Every primitive floating point operation will have a rounding error; if the result is x then the rounding error is <= c * abs (x) for some rather small constant c > 0.
If you add 1000 numbers, that takes 999 additions. Each addition has a result and a rounding error. The rounding error is small when the result is small. So you want to adjust the order of additions so that the average absolute value of the result is as small as possible. A binary tree is one method. Sorting the values, then adding the smallest two numbers and putting the result back into the sorted list is also quite reasonable. Both methods keep the average result small, and therefore keep the rounding error small.
I'm writing a path tracer and have to collect an average over a large number of samples per pixel. I get significant visual differences between a 1024-samples run and a 16384-samples run; the 16384-samples run is darker.
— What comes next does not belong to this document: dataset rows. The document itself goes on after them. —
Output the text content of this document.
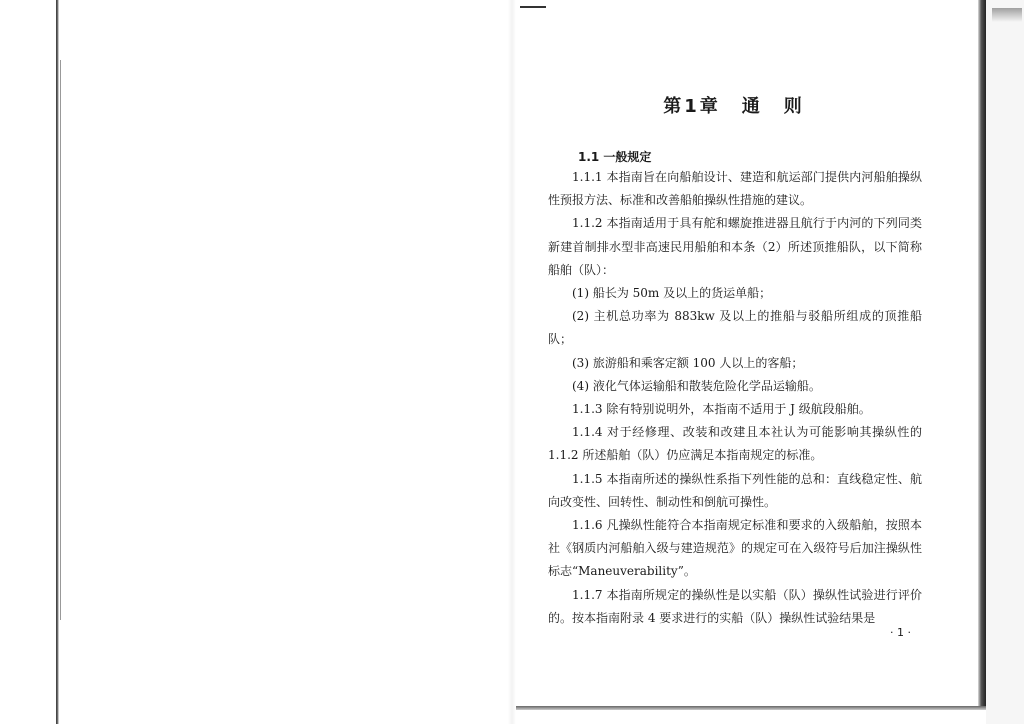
第1章　通　则
1.1 一般规定

1.1.1 本指南旨在向船舶设计、建造和航运部门提供内河船舶操纵性预报方法、标准和改善船舶操纵性措施的建议。

1.1.2 本指南适用于具有舵和螺旋推进器且航行于内河的下列同类新建首制排水型非高速民用船舶和本条（2）所述顶推船队，以下简称船舶（队）：

(1) 船长为 50m 及以上的货运单船；

(2) 主机总功率为 883kw 及以上的推船与驳船所组成的顶推船队；

(3) 旅游船和乘客定额 100 人以上的客船；

(4) 液化气体运输船和散装危险化学品运输船。

1.1.3 除有特别说明外，本指南不适用于 J 级航段船舶。

1.1.4 对于经修理、改装和改建且本社认为可能影响其操纵性的 1.1.2 所述船舶（队）仍应满足本指南规定的标准。

1.1.5 本指南所述的操纵性系指下列性能的总和：直线稳定性、航向改变性、回转性、制动性和倒航可操性。

1.1.6 凡操纵性能符合本指南规定标准和要求的入级船舶，按照本社《钢质内河船舶入级与建造规范》的规定可在入级符号后加注操纵性标志“Maneuverability”。

1.1.7 本指南所规定的操纵性是以实船（队）操纵性试验进行评价的。按本指南附录 4 要求进行的实船（队）操纵性试验结果是

· 1 ·
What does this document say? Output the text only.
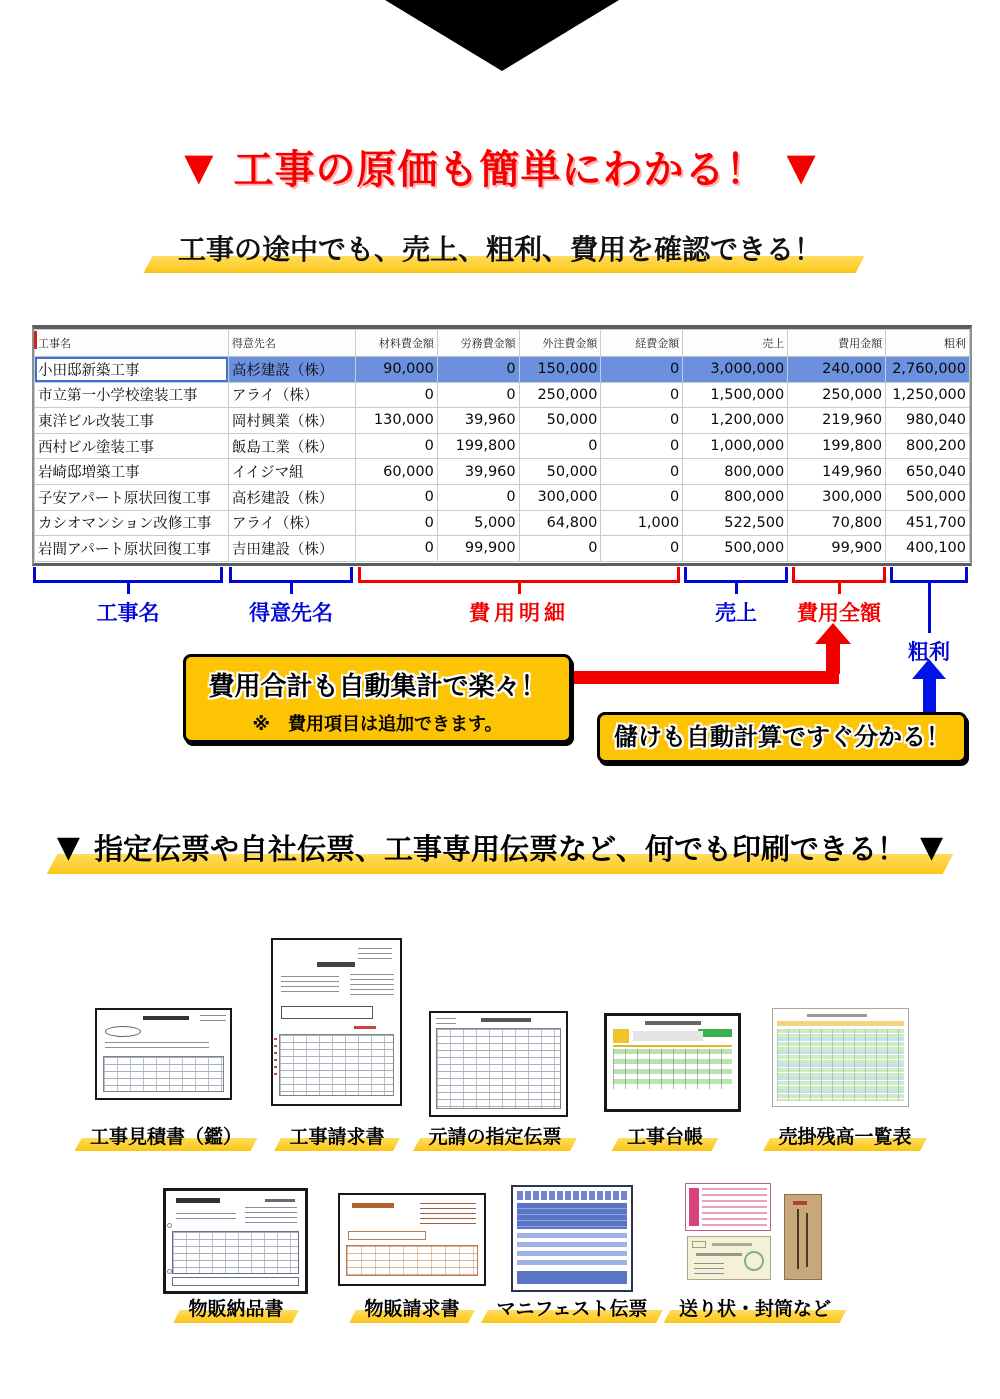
▼ 工事の原価も簡単にわかる！ ▼
工事の途中でも、売上、粗利、費用を確認できる！
工事名	得意先名	材料費金額	労務費金額	外注費金額	経費金額	売上	費用金額	粗利
小田邸新築工事	高杉建設（株）	90,000	0	150,000	0	3,000,000	240,000	2,760,000
市立第一小学校塗装工事	アライ（株）	0	0	250,000	0	1,500,000	250,000	1,250,000
東洋ビル改装工事	岡村興業（株）	130,000	39,960	50,000	0	1,200,000	219,960	980,040
西村ビル塗装工事	飯島工業（株）	0	199,800	0	0	1,000,000	199,800	800,200
岩崎邸増築工事	イイジマ組	60,000	39,960	50,000	0	800,000	149,960	650,040
子安アパート原状回復工事	高杉建設（株）	0	0	300,000	0	800,000	300,000	500,000
カシオマンション改修工事	アライ（株）	0	5,000	64,800	1,000	522,500	70,800	451,700
岩間アパート原状回復工事	吉田建設（株）	0	99,900	0	0	500,000	99,900	400,100
工事名	得意先名	費用明細	売上 費用全額
粗利
費用合計も自動集計で楽々！
※　費用項目は追加できます。	儲けも自動計算ですぐ分かる！
▼ 指定伝票や自社伝票、工事専用伝票など、何でも印刷できる！ ▼
工事見積書（鑑） 工事請求書 元請の指定伝票	工事台帳	売掛残高一覧表
物販納品書	物販請求書 マニフェスト伝票 送り状・封筒など
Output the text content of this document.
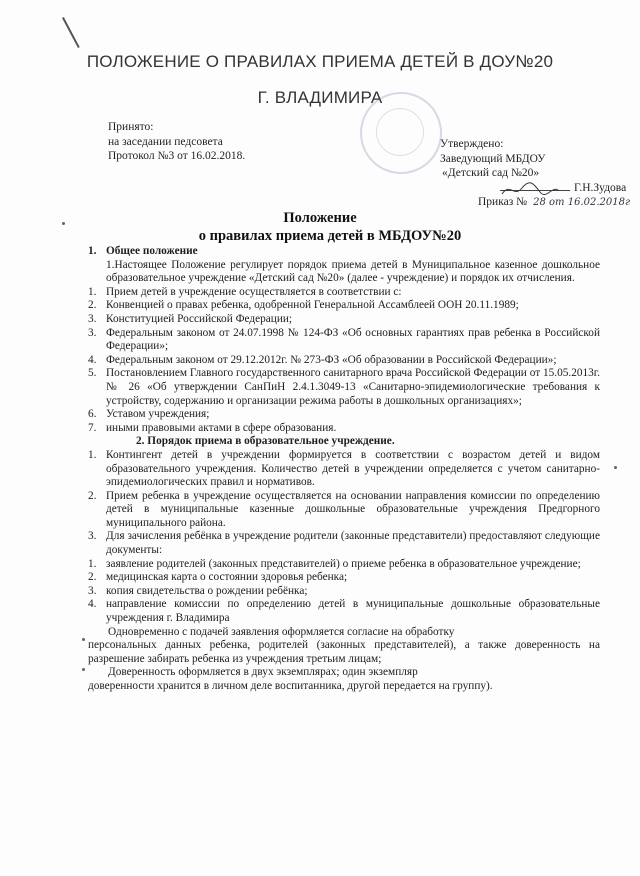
ПОЛОЖЕНИЕ О ПРАВИЛАХ ПРИЕМА ДЕТЕЙ В ДОУ№20
Г. ВЛАДИМИРА
Принято:
на заседании педсовета
Протокол №3 от 16.02.2018.
Утверждено:
Заведующий МБДОУ
«Детский сад №20»
Г.Н.Зудова
Приказ № 28 от 16.02.2018г
Положение
о правилах приема детей в МБДОУ№20
1. Общее положение
1.Настоящее Положение регулирует порядок приема детей в Муниципальное казенное дошкольное образовательное учреждение «Детский сад №20» (далее - учреждение) и порядок их отчисления.
1. Прием детей в учреждение осуществляется в соответствии с:
2. Конвенцией о правах ребенка, одобренной Генеральной Ассамблеей ООН 20.11.1989;
3. Конституцией Российской Федерации;
3. Федеральным законом от 24.07.1998 № 124-ФЗ «Об основных гарантиях прав ребенка в Российской Федерации»;
4. Федеральным законом от 29.12.2012г. № 273-ФЗ «Об образовании в Российской Федерации»;
5. Постановлением Главного государственного санитарного врача Российской Федерации от 15.05.2013г. № 26 «Об утверждении СанПиН 2.4.1.3049-13 «Санитарно-эпидемиологические требования к устройству, содержанию и организации режима работы в дошкольных организациях»;
6. Уставом учреждения;
7. иными правовыми актами в сфере образования.
2. Порядок приема в образовательное учреждение.
1. Контингент детей в учреждении формируется в соответствии с возрастом детей и видом образовательного учреждения. Количество детей в учреждении определяется с учетом санитарно-эпидемиологических правил и нормативов.
2. Прием ребенка в учреждение осуществляется на основании направления комиссии по определению детей в муниципальные казенные дошкольные образовательные учреждения Предгорного муниципального района.
3. Для зачисления ребёнка в учреждение родители (законные представители) предоставляют следующие документы:
1. заявление родителей (законных представителей) о приеме ребенка в образовательное учреждение;
2. медицинская карта о состоянии здоровья ребенка;
3. копия свидетельства о рождении ребёнка;
4. направление комиссии по определению детей в муниципальные дошкольные образовательные учреждения г. Владимира
Одновременно с подачей заявления оформляется согласие на обработку
персональных данных ребенка, родителей (законных представителей), а также доверенность на разрешение забирать ребенка из учреждения третьим лицам;
Доверенность оформляется в двух экземплярах; один экземпляр
доверенности хранится в личном деле воспитанника, другой передается на группу).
I conjecture that this is because the 16384-samples image runs into floating-point precision errors. I average the color values by dividing each value by 16384, then adding them together.
Is there a way to average a large, difficult to compute set of numbers with a known magnitude, while minimizing rounding error? Preferably without requiring non-constant memory, and definitely without discarding any samples?
You probably want the Kahan summation algorithm. This is a simple and effective way of minimising cumulative rounding errors when summing a large number of points with finite precision floating point arithmetic.
Since you're dividing by a power of 2 and your numbers are not ultra-small, this step shouldn't have any influence on the accuracy of the result. You're just subtracting 14 from the exponent.
What counts is the number of bits in your samples.
Floats give you 24 bits of precision. If you have 2^14 = 16384 samples, then when you add them all up, you'll gradually lose precision until at some point anyhing after the 24-14=10th bit gets lost. In other words: at that point you're only keeping about 3 decimal digits.
Would it be possible to use an int as an accumulator, or even a uint? That way you'll keep 8 extra bits, twice as much as the difference between 1024 and 16384 samples.
There is a second, entirely different option. I don't know what the range of your samples is, but if they are around the same size, you can subtract an approximate average from each value, average the differences, and add the approximate average back on at the end.
How much you gain by this method depends on how good your initial approximation of the average is, and how close the values are to the average. So I'd say it's probably less reliable in your situation.